Mon Reve is a classic British indie song with a twist of American pop punk vocals, which Alaska Campus seemed to have adopted. The strongest resemblance to fellow alternative rockers You Me At Six is shown on this track, as the riffs are simple but original and leave you thinking “hey, that’s pretty cool”. The staccato, plodding riff instrumental is particularly thought provoking and it has such a catchy rhythm. In fact, it’s the rhythm not the words that will stick in your head.

Stark, slowed down ballad Story Of Alaska Pt.1 does verge on emo particularly in the vocals, which are a little dreary and monotone. The instruments really amp it up at the two and a half minute mark and transform it from a bare, isolated vocal track into an electrifying show-stopper. The title is certainly intriguing and it doesn’t go unnoticed that the track shows all aspects of what the band can do. A really band-personal song with a possible great story.
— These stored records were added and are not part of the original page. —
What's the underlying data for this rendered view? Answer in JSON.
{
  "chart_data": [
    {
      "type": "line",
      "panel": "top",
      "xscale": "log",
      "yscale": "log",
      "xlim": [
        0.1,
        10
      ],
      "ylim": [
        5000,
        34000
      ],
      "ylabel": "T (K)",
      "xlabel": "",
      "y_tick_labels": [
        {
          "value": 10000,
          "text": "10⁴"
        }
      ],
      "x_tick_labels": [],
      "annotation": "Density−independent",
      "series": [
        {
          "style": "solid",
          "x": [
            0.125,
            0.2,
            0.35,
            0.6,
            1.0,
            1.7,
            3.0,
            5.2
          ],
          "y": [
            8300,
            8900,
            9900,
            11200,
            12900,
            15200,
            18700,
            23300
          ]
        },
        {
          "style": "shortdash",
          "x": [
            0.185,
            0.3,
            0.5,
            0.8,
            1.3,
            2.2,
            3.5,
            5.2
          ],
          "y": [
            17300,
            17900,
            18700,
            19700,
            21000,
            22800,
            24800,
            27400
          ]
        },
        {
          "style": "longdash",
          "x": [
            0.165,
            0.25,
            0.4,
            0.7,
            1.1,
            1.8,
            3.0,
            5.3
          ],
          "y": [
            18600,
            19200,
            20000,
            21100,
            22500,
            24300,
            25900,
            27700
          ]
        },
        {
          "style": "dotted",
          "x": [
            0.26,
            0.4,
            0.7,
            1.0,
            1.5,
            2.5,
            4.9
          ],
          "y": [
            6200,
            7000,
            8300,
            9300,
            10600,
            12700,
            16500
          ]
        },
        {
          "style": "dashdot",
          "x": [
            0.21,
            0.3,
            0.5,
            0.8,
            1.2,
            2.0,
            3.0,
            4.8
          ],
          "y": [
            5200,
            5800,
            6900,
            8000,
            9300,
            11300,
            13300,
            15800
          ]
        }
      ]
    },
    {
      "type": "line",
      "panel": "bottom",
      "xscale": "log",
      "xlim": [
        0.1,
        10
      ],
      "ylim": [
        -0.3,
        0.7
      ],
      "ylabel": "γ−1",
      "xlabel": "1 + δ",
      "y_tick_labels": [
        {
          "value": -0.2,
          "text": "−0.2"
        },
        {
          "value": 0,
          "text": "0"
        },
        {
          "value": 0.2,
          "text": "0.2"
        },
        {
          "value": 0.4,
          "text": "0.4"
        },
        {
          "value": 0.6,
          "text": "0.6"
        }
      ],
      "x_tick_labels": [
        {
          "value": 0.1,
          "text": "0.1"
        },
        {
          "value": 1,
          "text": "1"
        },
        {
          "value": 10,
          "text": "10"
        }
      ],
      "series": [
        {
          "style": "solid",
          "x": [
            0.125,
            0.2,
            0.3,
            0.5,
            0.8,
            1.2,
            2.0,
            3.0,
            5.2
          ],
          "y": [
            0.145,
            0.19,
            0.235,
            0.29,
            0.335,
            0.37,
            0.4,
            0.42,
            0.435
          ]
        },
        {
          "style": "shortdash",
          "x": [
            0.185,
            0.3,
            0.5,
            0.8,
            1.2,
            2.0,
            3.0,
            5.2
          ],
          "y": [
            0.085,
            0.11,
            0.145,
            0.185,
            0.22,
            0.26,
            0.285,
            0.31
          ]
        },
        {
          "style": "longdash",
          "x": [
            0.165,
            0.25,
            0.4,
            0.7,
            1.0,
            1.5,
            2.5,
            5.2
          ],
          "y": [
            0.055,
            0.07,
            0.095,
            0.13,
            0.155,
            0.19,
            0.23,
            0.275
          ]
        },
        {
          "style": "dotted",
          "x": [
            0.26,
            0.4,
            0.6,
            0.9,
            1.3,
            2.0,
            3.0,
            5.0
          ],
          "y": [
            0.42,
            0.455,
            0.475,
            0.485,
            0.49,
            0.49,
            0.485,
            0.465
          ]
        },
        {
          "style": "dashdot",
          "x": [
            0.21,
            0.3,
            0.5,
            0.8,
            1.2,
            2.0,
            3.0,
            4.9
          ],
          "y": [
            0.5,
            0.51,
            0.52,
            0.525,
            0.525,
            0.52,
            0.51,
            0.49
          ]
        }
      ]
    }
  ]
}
Closing the EP with Control, the band leave us with an upbeat sunny outlook. Although British indie/alternative music tends to weigh heavily on the slamming guitars and gritty vocals, Control is a track which puts back the happiness. The quirky indie vocals have returned and it’s all about the ringing guitar solos. Instrument central, it’s a little thin on the ground when it comes to lyrics but this EP isn’t about creating great literal narratives.

The instruments really speak and despite there being a couple of tracks, which give way to the riffs and beats of musical solos, it still tells a multitude of stories. As I said, they’re a band I’m really excited about.